Every step had seemed like the ticking off of the days and weeks and months the war was taking from her. With one word, she allowed her sixteenth and seventeenth years to be swallowed whole by the enemy—taken as swiftly and surely as the war had stolen everything else that was hers. This was all she had been aware of as she strode forward.

She could be a child no longer. Emmy had to be done with immature worries and juvenile hopes.

Orphan was a word to describe a child without parents. Emmy was not a child.

She was Julia’s only living hope, and as such, her little sister’s guardian.

Julia was Emmy’s sole concern.

She would tell whatever lies she must to find her sister. Mum would want only one thing from Emmy now. To find Julia.

When Emmy arrived at the temporary morgue, she was eighteen. She felt eighteen. There would be no looking back.

She approached a haggard-looking city official with a clipboard who seemed to be in charge of receiving callers to the morgue.

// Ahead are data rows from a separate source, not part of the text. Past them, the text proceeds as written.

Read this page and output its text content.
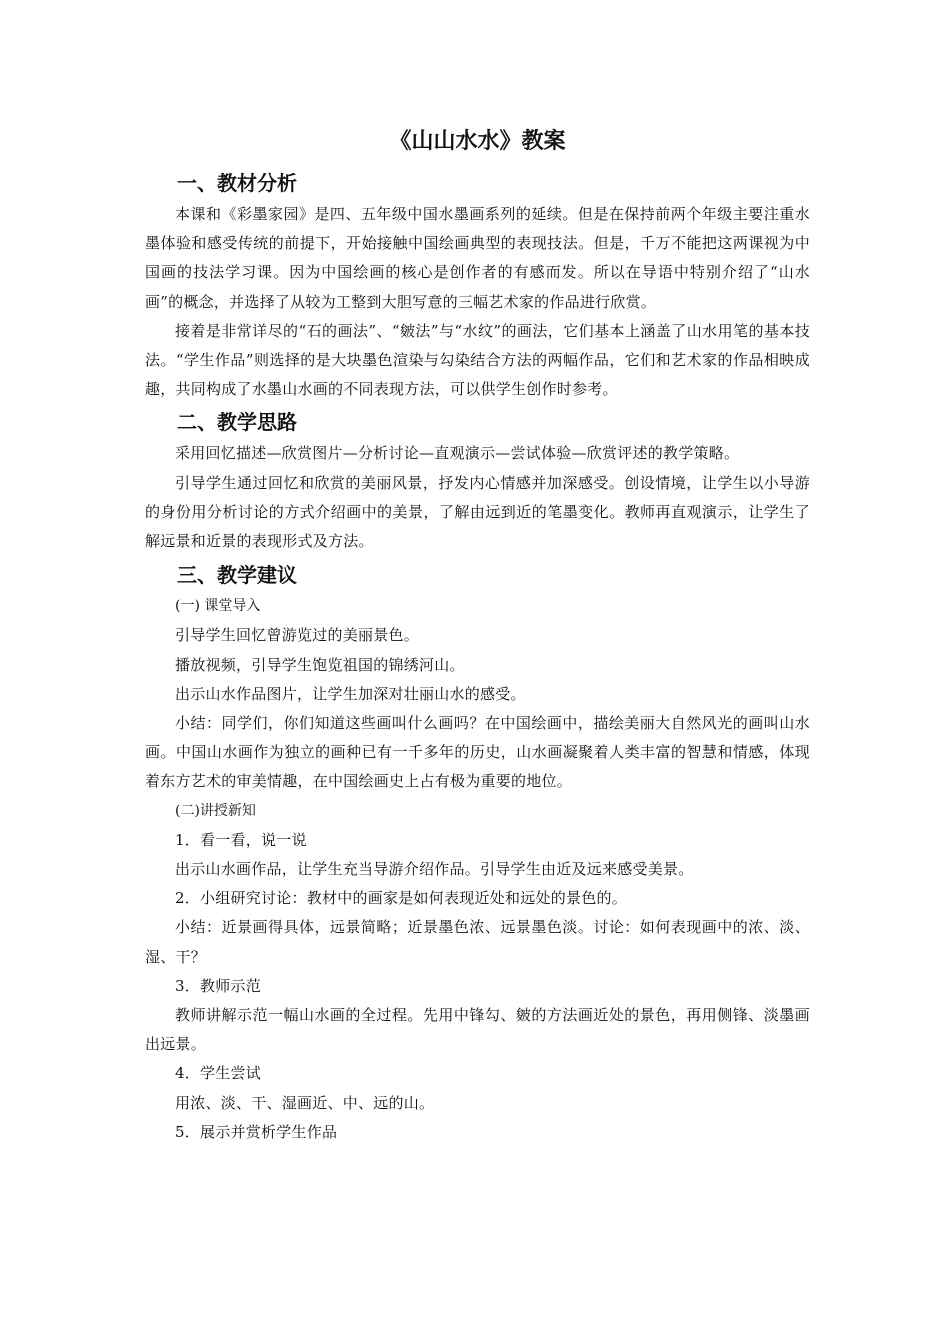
《山山水水》教案
一、教材分析

本课和《彩墨家园》是四、五年级中国水墨画系列的延续。但是在保持前两个年级主要注重水墨体验和感受传统的前提下，开始接触中国绘画典型的表现技法。但是，千万不能把这两课视为中国画的技法学习课。因为中国绘画的核心是创作者的有感而发。所以在导语中特别介绍了“山水画”的概念，并选择了从较为工整到大胆写意的三幅艺术家的作品进行欣赏。

接着是非常详尽的“石的画法”、“皴法”与“水纹”的画法，它们基本上涵盖了山水用笔的基本技法。“学生作品”则选择的是大块墨色渲染与勾染结合方法的两幅作品，它们和艺术家的作品相映成趣，共同构成了水墨山水画的不同表现方法，可以供学生创作时参考。

二、教学思路

采用回忆描述—欣赏图片—分析讨论—直观演示—尝试体验—欣赏评述的教学策略。

引导学生通过回忆和欣赏的美丽风景，抒发内心情感并加深感受。创设情境，让学生以小导游的身份用分析讨论的方式介绍画中的美景，了解由远到近的笔墨变化。教师再直观演示，让学生了解远景和近景的表现形式及方法。

三、教学建议

(一) 课堂导入

引导学生回忆曾游览过的美丽景色。

播放视频，引导学生饱览祖国的锦绣河山。

出示山水作品图片，让学生加深对壮丽山水的感受。

小结：同学们，你们知道这些画叫什么画吗？在中国绘画中，描绘美丽大自然风光的画叫山水画。中国山水画作为独立的画种已有一千多年的历史，山水画凝聚着人类丰富的智慧和情感，体现着东方艺术的审美情趣，在中国绘画史上占有极为重要的地位。

(二)讲授新知

1．看一看，说一说

出示山水画作品，让学生充当导游介绍作品。引导学生由近及远来感受美景。

2．小组研究讨论：教材中的画家是如何表现近处和远处的景色的。

小结：近景画得具体，远景简略；近景墨色浓、远景墨色淡。讨论：如何表现画中的浓、淡、湿、干？

3．教师示范

教师讲解示范一幅山水画的全过程。先用中锋勾、皴的方法画近处的景色，再用侧锋、淡墨画出远景。

4．学生尝试

用浓、淡、干、湿画近、中、远的山。

5．展示并赏析学生作品
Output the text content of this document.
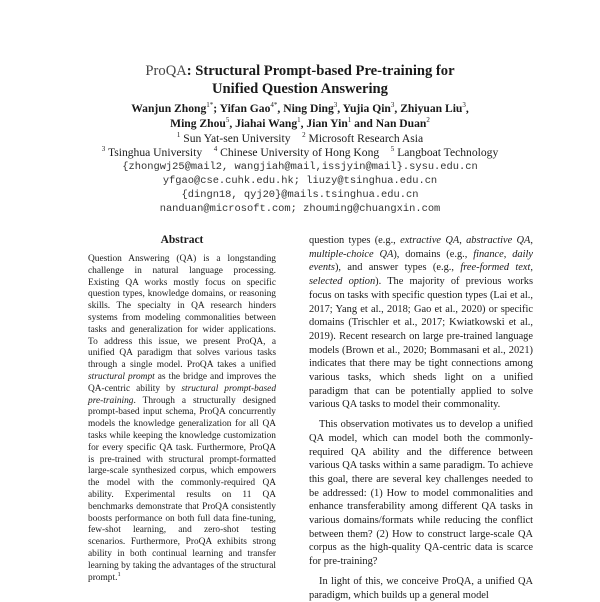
ProQA: Structural Prompt-based Pre-training for
Unified Question Answering
Wanjun Zhong$^{1*}$; Yifan Gao$^{4*}$, Ning Ding$^3$, Yujia Qin$^3$, Zhiyuan Liu$^3$,
Ming Zhou$^5$, Jiahai Wang$^1$, Jian Yin$^1$ and Nan Duan$^2$
$^1$ Sun Yat-sen University $^2$ Microsoft Research Asia
$^3$ Tsinghua University $^4$ Chinese University of Hong Kong $^5$ Langboat Technology
{zhongwj25@mail2, wangjiah@mail,issjyin@mail}.sysu.edu.cn
yfgao@cse.cuhk.edu.hk; liuzy@tsinghua.edu.cn
{dingn18, qyj20}@mails.tsinghua.edu.cn
nanduan@microsoft.com; zhouming@chuangxin.com
Abstract
Question Answering (QA) is a longstanding challenge in natural language processing. Existing QA works mostly focus on specific question types, knowledge domains, or reasoning skills. The specialty in QA research hinders systems from modeling commonalities between tasks and generalization for wider applications. To address this issue, we present ProQA, a unified QA paradigm that solves various tasks through a single model. ProQA takes a unified structural prompt as the bridge and improves the QA-centric ability by structural prompt-based pre-training. Through a structurally designed prompt-based input schema, ProQA concurrently models the knowledge generalization for all QA tasks while keeping the knowledge customization for every specific QA task. Furthermore, ProQA is pre-trained with structural prompt-formatted large-scale synthesized corpus, which empowers the model with the commonly-required QA ability. Experimental results on 11 QA benchmarks demonstrate that ProQA consistently boosts performance on both full data fine-tuning, few-shot learning, and zero-shot testing scenarios. Furthermore, ProQA exhibits strong ability in both continual learning and transfer learning by taking the advantages of the structural prompt.$^1$

question types (e.g., extractive QA, abstractive QA, multiple-choice QA), domains (e.g., finance, daily events), and answer types (e.g., free-formed text, selected option). The majority of previous works focus on tasks with specific question types (Lai et al., 2017; Yang et al., 2018; Gao et al., 2020) or specific domains (Trischler et al., 2017; Kwiatkowski et al., 2019). Recent research on large pre-trained language models (Brown et al., 2020; Bommasani et al., 2021) indicates that there may be tight connections among various tasks, which sheds light on a unified paradigm that can be potentially applied to solve various QA tasks to model their commonality.

This observation motivates us to develop a unified QA model, which can model both the commonly-required QA ability and the difference between various QA tasks within a same paradigm. To achieve this goal, there are several key challenges needed to be addressed: (1) How to model commonalities and enhance transferability among different QA tasks in various domains/formats while reducing the conflict between them? (2) How to construct large-scale QA corpus as the high-quality QA-centric data is scarce for pre-training?

In light of this, we conceive ProQA, a unified QA paradigm, which builds up a general model
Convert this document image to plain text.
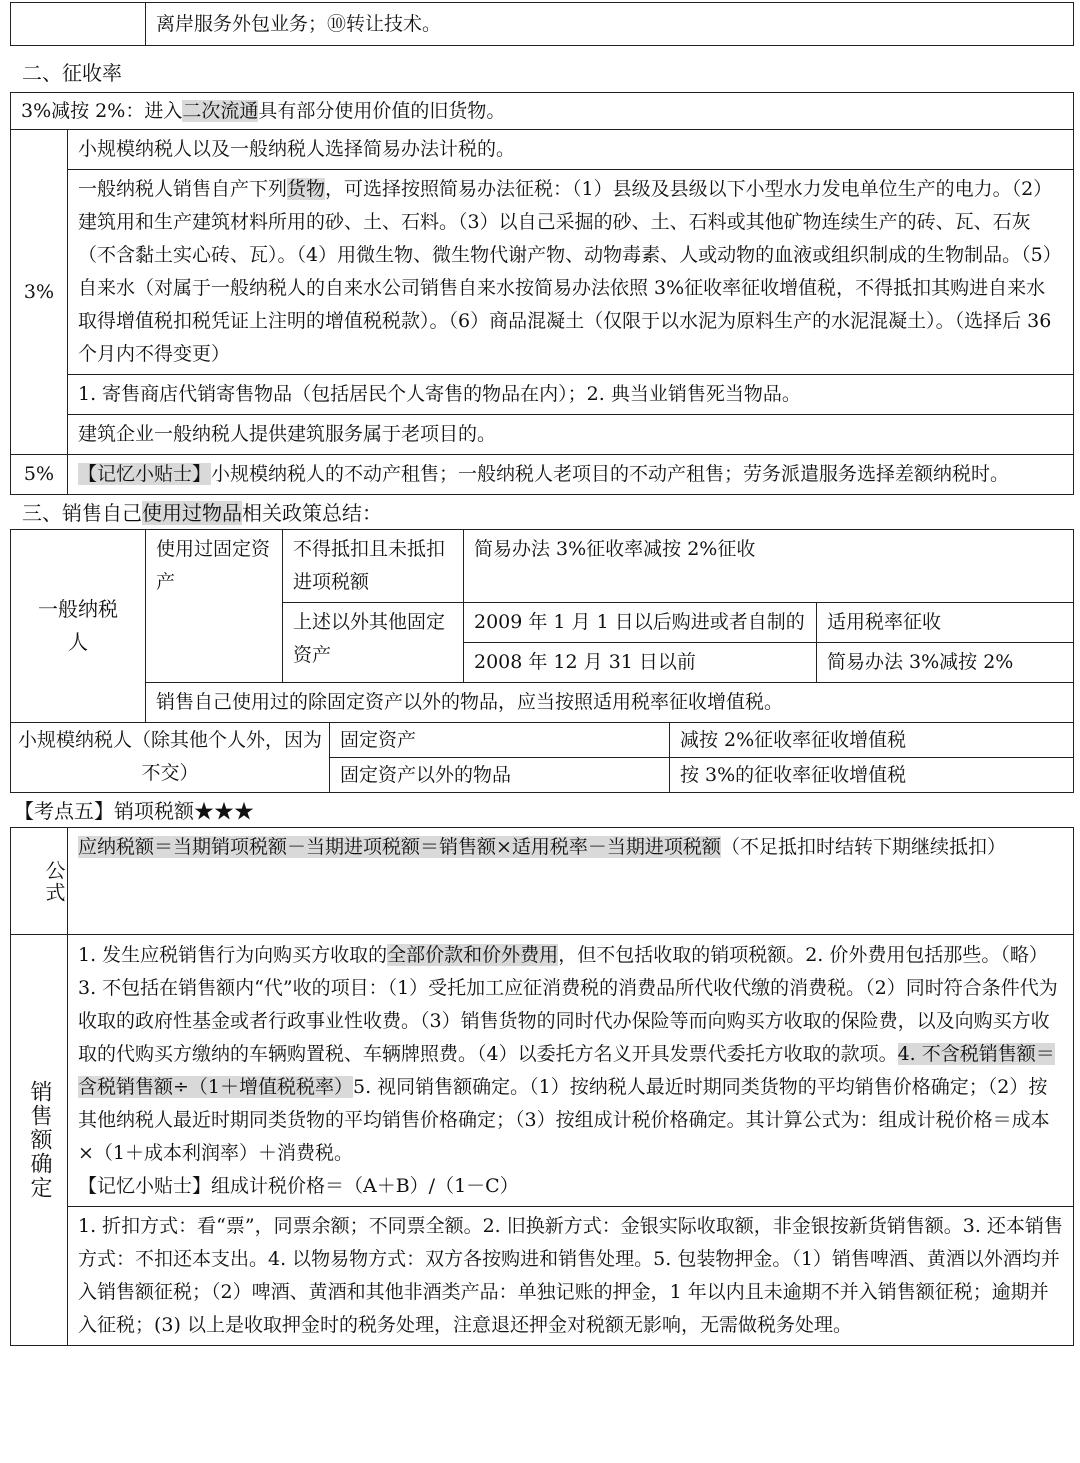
	离岸服务外包业务；⑩转让技术。
二、征收率
3%减按 2%：进入二次流通具有部分使用价值的旧货物。	
3%	小规模纳税人以及一般纳税人选择简易办法计税的。
	一般纳税人销售自产下列货物，可选择按照简易办法征税：（1）县级及县级以下小型水力发电单位生产的电力。（2）建筑用和生产建筑材料所用的砂、土、石料。（3）以自己采掘的砂、土、石料或其他矿物连续生产的砖、瓦、石灰（不含黏土实心砖、瓦）。（4）用微生物、微生物代谢产物、动物毒素、人或动物的血液或组织制成的生物制品。（5）自来水（对属于一般纳税人的自来水公司销售自来水按简易办法依照 3%征收率征收增值税，不得抵扣其购进自来水取得增值税扣税凭证上注明的增值税税款）。（6）商品混凝土（仅限于以水泥为原料生产的水泥混凝土）。（选择后 36 个月内不得变更）
	1. 寄售商店代销寄售物品（包括居民个人寄售的物品在内）；2. 典当业销售死当物品。
	建筑企业一般纳税人提供建筑服务属于老项目的。
5%	【记忆小贴士】小规模纳税人的不动产租售；一般纳税人老项目的不动产租售；劳务派遣服务选择差额纳税时。
三、销售自己使用过物品相关政策总结：
一般纳税人	使用过固定资产	不得抵扣且未抵扣进项税额	简易办法 3%征收率减按 2%征收	
		上述以外其他固定资产	2009 年 1 月 1 日以后购进或者自制的	适用税率征收
			2008 年 12 月 31 日以前	简易办法 3%减按 2%
	销售自己使用过的除固定资产以外的物品，应当按照适用税率征收增值税。			
小规模纳税人（除其他个人外，因为不交）	固定资产	减按 2%征收率征收增值税
	固定资产以外的物品	按 3%的征收率征收增值税
【考点五】销项税额★★★
公式	应纳税额＝当期销项税额－当期进项税额＝销售额×适用税率－当期进项税额（不足抵扣时结转下期继续抵扣）
销售额确定	1. 发生应税销售行为向购买方收取的全部价款和价外费用，但不包括收取的销项税额。2. 价外费用包括那些。（略）3. 不包括在销售额内“代”收的项目：（1）受托加工应征消费税的消费品所代收代缴的消费税。（2）同时符合条件代为收取的政府性基金或者行政事业性收费。（3）销售货物的同时代办保险等而向购买方收取的保险费，以及向购买方收取的代购买方缴纳的车辆购置税、车辆牌照费。（4）以委托方名义开具发票代委托方收取的款项。4. 不含税销售额＝含税销售额÷（1＋增值税税率）5. 视同销售额确定。（1）按纳税人最近时期同类货物的平均销售价格确定；（2）按其他纳税人最近时期同类货物的平均销售价格确定；（3）按组成计税价格确定。其计算公式为：组成计税价格＝成本×（1＋成本利润率）＋消费税。
【记忆小贴士】组成计税价格＝（A＋B）/（1－C）
	1. 折扣方式：看“票”，同票余额；不同票全额。2. 旧换新方式：金银实际收取额，非金银按新货销售额。3. 还本销售方式：不扣还本支出。4. 以物易物方式：双方各按购进和销售处理。5. 包装物押金。（1）销售啤酒、黄酒以外酒均并入销售额征税；（2）啤酒、黄酒和其他非酒类产品：单独记账的押金，1 年以内且未逾期不并入销售额征税；逾期并入征税；(3) 以上是收取押金时的税务处理，注意退还押金对税额无影响，无需做税务处理。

He looked as though he hadn’t slept in days.

“I’ve come about my mother,” Emmy said, surprising herself with how grown-up she sounded. “Her name is Annie Downtree. Anne Louise Downtree. I was told I would find her body here.”

The man looked at his clipboard. “Are you the next of kin?” His voice sounded as tired as his body looked.

“I’m her only kin.”

He looked up to study Emmy’s face, wondering perhaps how old she was. But Emmy knew she no longer looked like a child.